Development and Characterisation of New Immunogenic GEMMs of Lung Cancer

A few years ago, scientists demonstrated that our immune system could detect and eliminate tumour cells. Unfortunately, some tumours cells develop mechanisms that make them invisible to the immune system, and when this happens, the tumour grows and we talk about cancer. Scientists developed drugs which can block the mechanisms that allow the tumours cells to escape the immune system. When these drugs are given to patients with cancers, their immune system can detect the tumour again and eliminate it. The two scientists who developed the first drug that was capable of this are James Allison and Tasuku Honjo, and they received the Nobel Prize of Medicine in 2018 for this. This drug worked exceptionally well on some patients who were refractory to conventional therapies. Sadly though, for many patients, it did not work at all. Now many other similar drugs have been developed with the hope to cure all patients. They all block slightly different mechanisms which can be established by the tumour to escape the immune system.
To understand how these drugs work and which ones will be the best to use for which patients, we have to use pre-clinical models. Because these drugs are working by changing the effect of the immune system on the tumour, we have to work with a whole animal where these systems are present. Unfortunately, the models which we have been using in the lab for years are not useful for studying this kind of therapy. Lung cancer in human has many mutations, and this is these mutations that the immune system can detect to recognise the tumour and to eliminate it. The mouse models of lung cancer we have been using so far have no mutations and therefore, could not be seen by the immune system making them useless to study immunotherapy. This project aimed to induce mutations in mouse lung tumours to make them more similar to their human counterpart and to make the immune system of these mice able to see the tumours.

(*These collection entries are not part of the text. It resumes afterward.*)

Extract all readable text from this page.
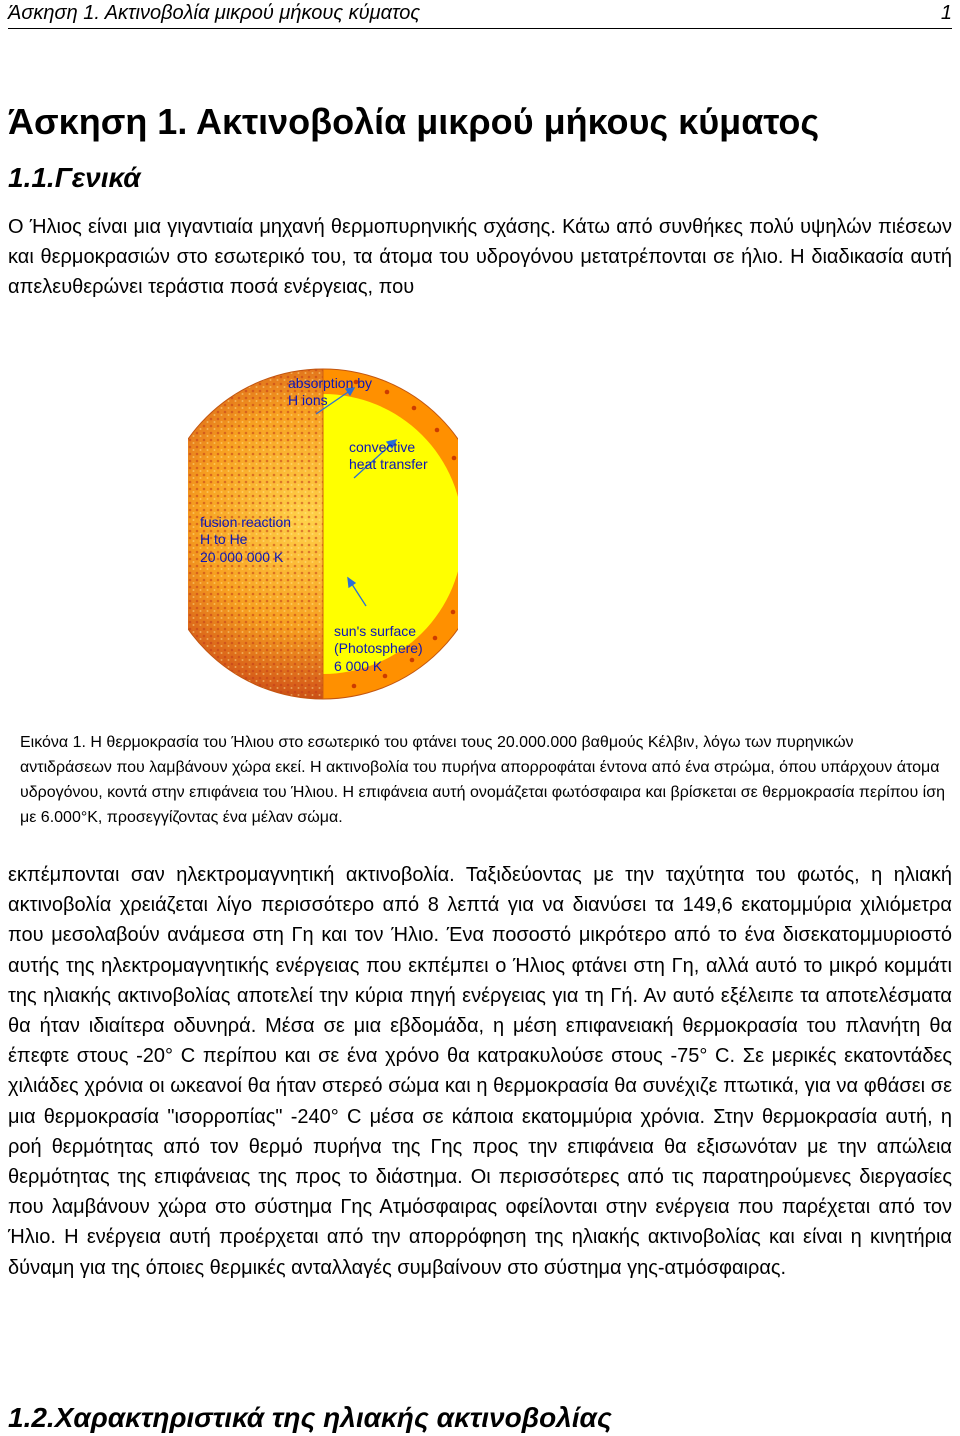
Άσκηση 1. Ακτινοβολία μικρού μήκους κύματος	1
Άσκηση 1. Ακτινοβολία μικρού μήκους κύματος
1.1.Γενικά

Ο Ήλιος είναι μια γιγαντιαία μηχανή θερμοπυρηνικής σχάσης. Κάτω από συνθήκες πολύ υψηλών πιέσεων και θερμοκρασιών στο εσωτερικό του, τα άτομα του υδρογόνου μετατρέπονται σε ήλιο. Η διαδικασία αυτή απελευθερώνει τεράστια ποσά ενέργειας, που

absorption by
H ions
convective
heat transfer
fusion reaction
H to He
20 000 000 K
sun's surface
(Photosphere)
6 000 K

Εικόνα 1. Η θερμοκρασία του Ήλιου στο εσωτερικό του φτάνει τους 20.000.000 βαθμούς Κέλβιν, λόγω των πυρηνικών αντιδράσεων που λαμβάνουν χώρα εκεί. Η ακτινοβολία του πυρήνα απορροφάται έντονα από ένα στρώμα, όπου υπάρχουν άτομα υδρογόνου, κοντά στην επιφάνεια του Ήλιου. Η επιφάνεια αυτή ονομάζεται φωτόσφαιρα και βρίσκεται σε θερμοκρασία περίπου ίση με 6.000°K, προσεγγίζοντας ένα μέλαν σώμα.

εκπέμπονται σαν ηλεκτρομαγνητική ακτινοβολία. Ταξιδεύοντας με την ταχύτητα του φωτός, η ηλιακή ακτινοβολία χρειάζεται λίγο περισσότερο από 8 λεπτά για να διανύσει τα 149,6 εκατομμύρια χιλιόμετρα που μεσολαβούν ανάμεσα στη Γη και τον Ήλιο. Ένα ποσοστό μικρότερο από το ένα δισεκατομμυριοστό αυτής της ηλεκτρομαγνητικής ενέργειας που εκπέμπει ο Ήλιος φτάνει στη Γη, αλλά αυτό το μικρό κομμάτι της ηλιακής ακτινοβολίας αποτελεί την κύρια πηγή ενέργειας για τη Γή. Αν αυτό εξέλειπε τα αποτελέσματα θα ήταν ιδιαίτερα οδυνηρά. Μέσα σε μια εβδομάδα, η μέση επιφανειακή θερμοκρασία του πλανήτη θα έπεφτε στους -20° C περίπου και σε ένα χρόνο θα κατρακυλούσε στους -75° C. Σε μερικές εκατοντάδες χιλιάδες χρόνια οι ωκεανοί θα ήταν στερεό σώμα και η θερμοκρασία θα συνέχιζε πτωτικά, για να φθάσει σε μια θερμοκρασία "ισορροπίας" -240° C μέσα σε κάποια εκατομμύρια χρόνια. Στην θερμοκρασία αυτή, η ροή θερμότητας από τον θερμό πυρήνα της Γης προς την επιφάνεια θα εξισωνόταν με την απώλεια θερμότητας της επιφάνειας της προς το διάστημα. Οι περισσότερες από τις παρατηρούμενες διεργασίες που λαμβάνουν χώρα στο σύστημα Γης Ατμόσφαιρας οφείλονται στην ενέργεια που παρέχεται από τον Ήλιο. Η ενέργεια αυτή προέρχεται από την απορρόφηση της ηλιακής ακτινοβολίας και είναι η κινητήρια δύναμη για της όποιες θερμικές ανταλλαγές συμβαίνουν στο σύστημα γης-ατμόσφαιρας.

1.2.Χαρακτηριστικά της ηλιακής ακτινοβολίας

Our objective was to improve the current transgenic mouse models of lung adenocarcinoma which are not immunogenic and therefore, do not enable the study of the interaction between tumour and immune system and do not offer the possibility of testing new drugs that aim to activate the anti-tumoural immune response. Because current models lake mutations in comparison with human lung cancer, our strategy was to increase the total number of mutations or to induce other genetic alterations which could lead to the presentation of neoantigens.
We developed and characterised three models of lung adenocarcinoma. From the two models that we had initially planned to generate, the KP-A3Bi model has not proven to be more immunogenic than the reference model of lung cancer in standard conditions. However, the immunogenic cell line we established from this model demonstrated that some clones within the KP-AB3i tumours can be recognised and controlled by the immune system. We are still working at finetuning this model to improve it. The second model, KP-M2, has just been developed and is still being characterised. We adapted our initial plan and added chemicals (carcinogens) to our transgenic models to increase the number of mutations in tumours. The U-A3Bi model resulting from this showed a partial response to immunotherapy. Altogether, this suggests that A3Bi (APOBEC3B) is an excellent candidate to induce mutations that are recognised by the immune system and therefore useful in the development of an immunogenic genetically engineered mouse model (or iGEMM) of lung cancer.
The characterisation of the two iGEMMs we planned to develop during this project will need more work before we can submit an article. In contrast, the transplant model and the conditional model we developed are both already used in 3 other projects which are expected to be published in high impact factor journals.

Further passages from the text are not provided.